MODELLING AND ANALYSIS OF A SEMI-ACTIVE SUSPENSION SYSTEM FOR PASSENGER TRAINS

Abstract

Speed and transport capacity of rail vehicles keep on increasing. Passengers demand more comfortable and safer travel through rail vehicles at higher speeds. However, faster speeds of a rail vehicle on irregular track cause larger motion of the car body that can result in an uncomfortable ride. Thus the role of a suspension system is important because a suspension system improves ride comfort and reduces vibration of a rail vehicle on irregular tracks. As the vibration of a train becomes fierce when the train runs at high speed, it is crucial to develop a novel suspension system to negotiate train’s vibration. In this dissertation work, the ride quality of an existing rail vehicle in lateral vibration using modified Bouc-Wen type magnetorheological fluid damper is investigated. The railway vehicle is modelled as a full-scale nine degrees of freedom system considering lateral, yaw and roll motions of car body, front and rear bogies.
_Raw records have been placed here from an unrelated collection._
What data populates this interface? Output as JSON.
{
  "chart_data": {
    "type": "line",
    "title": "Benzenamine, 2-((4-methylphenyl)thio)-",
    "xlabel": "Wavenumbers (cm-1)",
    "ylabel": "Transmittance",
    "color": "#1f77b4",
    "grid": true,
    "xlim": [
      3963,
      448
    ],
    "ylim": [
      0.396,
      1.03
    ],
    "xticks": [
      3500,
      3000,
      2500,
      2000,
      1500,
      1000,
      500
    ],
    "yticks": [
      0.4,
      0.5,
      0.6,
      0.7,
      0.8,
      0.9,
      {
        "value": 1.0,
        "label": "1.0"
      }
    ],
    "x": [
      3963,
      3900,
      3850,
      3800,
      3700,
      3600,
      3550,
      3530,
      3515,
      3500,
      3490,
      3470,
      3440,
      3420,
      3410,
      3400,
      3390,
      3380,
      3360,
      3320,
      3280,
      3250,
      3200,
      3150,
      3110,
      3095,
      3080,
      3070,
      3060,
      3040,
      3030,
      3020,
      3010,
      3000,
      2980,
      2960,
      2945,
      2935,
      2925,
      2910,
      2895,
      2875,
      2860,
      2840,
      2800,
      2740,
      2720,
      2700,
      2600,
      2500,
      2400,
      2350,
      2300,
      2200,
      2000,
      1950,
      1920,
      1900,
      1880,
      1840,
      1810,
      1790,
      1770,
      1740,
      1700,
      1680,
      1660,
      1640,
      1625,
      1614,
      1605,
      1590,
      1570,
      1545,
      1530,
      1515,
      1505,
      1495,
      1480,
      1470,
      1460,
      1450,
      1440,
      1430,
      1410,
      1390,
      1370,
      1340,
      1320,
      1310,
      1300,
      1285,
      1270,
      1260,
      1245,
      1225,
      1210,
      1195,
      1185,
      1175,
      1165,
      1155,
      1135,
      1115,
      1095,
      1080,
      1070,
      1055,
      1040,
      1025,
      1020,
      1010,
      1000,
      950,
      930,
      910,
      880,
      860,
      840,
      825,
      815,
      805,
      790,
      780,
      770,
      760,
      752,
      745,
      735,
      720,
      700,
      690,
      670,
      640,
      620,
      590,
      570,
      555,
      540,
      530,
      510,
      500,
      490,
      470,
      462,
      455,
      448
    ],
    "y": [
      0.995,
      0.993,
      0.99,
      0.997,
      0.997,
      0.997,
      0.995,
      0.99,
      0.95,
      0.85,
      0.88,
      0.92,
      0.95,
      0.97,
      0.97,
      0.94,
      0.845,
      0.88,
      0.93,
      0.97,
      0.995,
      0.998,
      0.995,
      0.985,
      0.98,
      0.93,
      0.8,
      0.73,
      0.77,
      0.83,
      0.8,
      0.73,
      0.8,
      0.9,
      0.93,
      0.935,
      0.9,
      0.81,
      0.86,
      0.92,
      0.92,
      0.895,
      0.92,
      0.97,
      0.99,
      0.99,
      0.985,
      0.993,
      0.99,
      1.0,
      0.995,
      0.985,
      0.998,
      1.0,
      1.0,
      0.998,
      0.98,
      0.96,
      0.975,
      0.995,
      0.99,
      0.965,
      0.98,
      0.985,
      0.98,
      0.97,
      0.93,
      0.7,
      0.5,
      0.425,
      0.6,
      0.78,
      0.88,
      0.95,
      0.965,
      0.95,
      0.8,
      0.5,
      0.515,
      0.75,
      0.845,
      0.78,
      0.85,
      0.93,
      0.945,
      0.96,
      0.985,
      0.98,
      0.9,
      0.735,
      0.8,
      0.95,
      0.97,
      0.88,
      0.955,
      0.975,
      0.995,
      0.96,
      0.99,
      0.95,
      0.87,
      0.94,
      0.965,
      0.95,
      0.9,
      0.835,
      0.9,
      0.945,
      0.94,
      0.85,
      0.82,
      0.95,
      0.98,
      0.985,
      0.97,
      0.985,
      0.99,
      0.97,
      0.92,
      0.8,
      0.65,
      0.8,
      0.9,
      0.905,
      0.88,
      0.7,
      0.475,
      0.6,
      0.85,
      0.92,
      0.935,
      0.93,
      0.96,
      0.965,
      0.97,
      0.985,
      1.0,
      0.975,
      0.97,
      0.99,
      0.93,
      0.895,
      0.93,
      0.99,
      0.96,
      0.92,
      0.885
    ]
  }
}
Tracks with two different types of irregularity are considered for a train speed of 160 km/h and 200 km/h. The track input is given to the multibody system in VI-Rail software and the wheel response is generated. The wheel motions are input to the mathematical model represented in MATLAB/SIMULINK. Four types of analysis are performed (i) with conventional passive lateral damper, (ii) with semi-active low MR lateral damper (0 V), (iii) with semi-active high MR lateral damper (12 V), and (iv) with semi-actively controlled MR lateral damper in secondary suspension. The disturbance rejection and continuous state controller algorithms were applied to control the damper force to reduce the lateral vibration. The responses in terms of displacement and acceleration of the car body center of gravity are compared in terms of vibration reduction index. It is found that there is a significant improvement in the index using a semi-active lateral damper. The results clearly imply that the proposed semi-active suspension system improves the vibration attenuation ability and ride quality of the vehicle.